追風だ。さっき見た追風の姿に、俺は動揺してるんだ。
想像したこともなかった。
あいつがあんな風に泣くなんて。
あんな風に感情をぶつけてくるなんて。
もっと豪胆なヤツだと思ってた。
未だに信じられない――
――じゃない。違う、そもそもそこから間違ってる。
俺は。
ただ単純に、あいつを自分が考えている通りの豪胆なヤツだと決めつけてた。
幼なじみだからって、あいつが何を考えてるかなんて想像もしないで、分かったような気になってた。
よく見ることを避けて、怠けて、印象で捉え、理解の手抜きをし、レッテルを貼り、そうして今日偶然目の当たりにしたアイツの素の感情にビビった。
ただそれだけの話だ。
――――バカか俺はっ!
今だってそうだ。俺は本当にあいつのことをよく見てたのか? よく見ていたと言えるのか? ただ自分に酔ってただけじゃないのか?

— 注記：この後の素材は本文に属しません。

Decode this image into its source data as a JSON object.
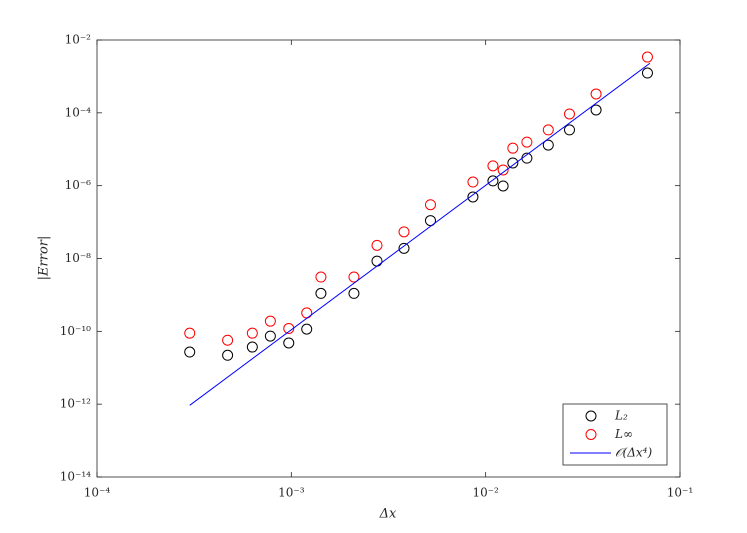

わからない。マジでわからない。わからないけれど、このままなかった事にしていいことじゃない。
今のことは、絶対忘れないようにしよう。
自分は何を見たのか。何が見えてなかったのか。落差の中で埋れさせていたのはなんだったのか。同じことを繰り返さないための努力を、これからはしなきゃダメだ。
俺は一度自分自身へ再起動をかけるように深呼吸すると、再び病院の外に向かって歩き出す。
エントランスから表に出ると、辺りはもう暗くなりはじめていた。
スマホを取り出すと、メッセージがかなり溜まっている。全部久住からだ。
最後に届いたメッセージが「終わったら連絡よこせ」だったのでひとまず「今終わった。おばさんは無事」とだけ返しておく。
続いてG3Sを起動。
「おい雅比、いるんだろ」
だが、いつもならすぐに返事があるはずなのに、一向に姿を現す気配がない。
まさか逃げたんじゃないだろうなアイツ。そう思った矢先、
『――――フン、あやつめ。人間を補佐に選んだという話は真実だったか。まったく酔狂な真似をする』
突然、知らない男の声がスマホから響いた。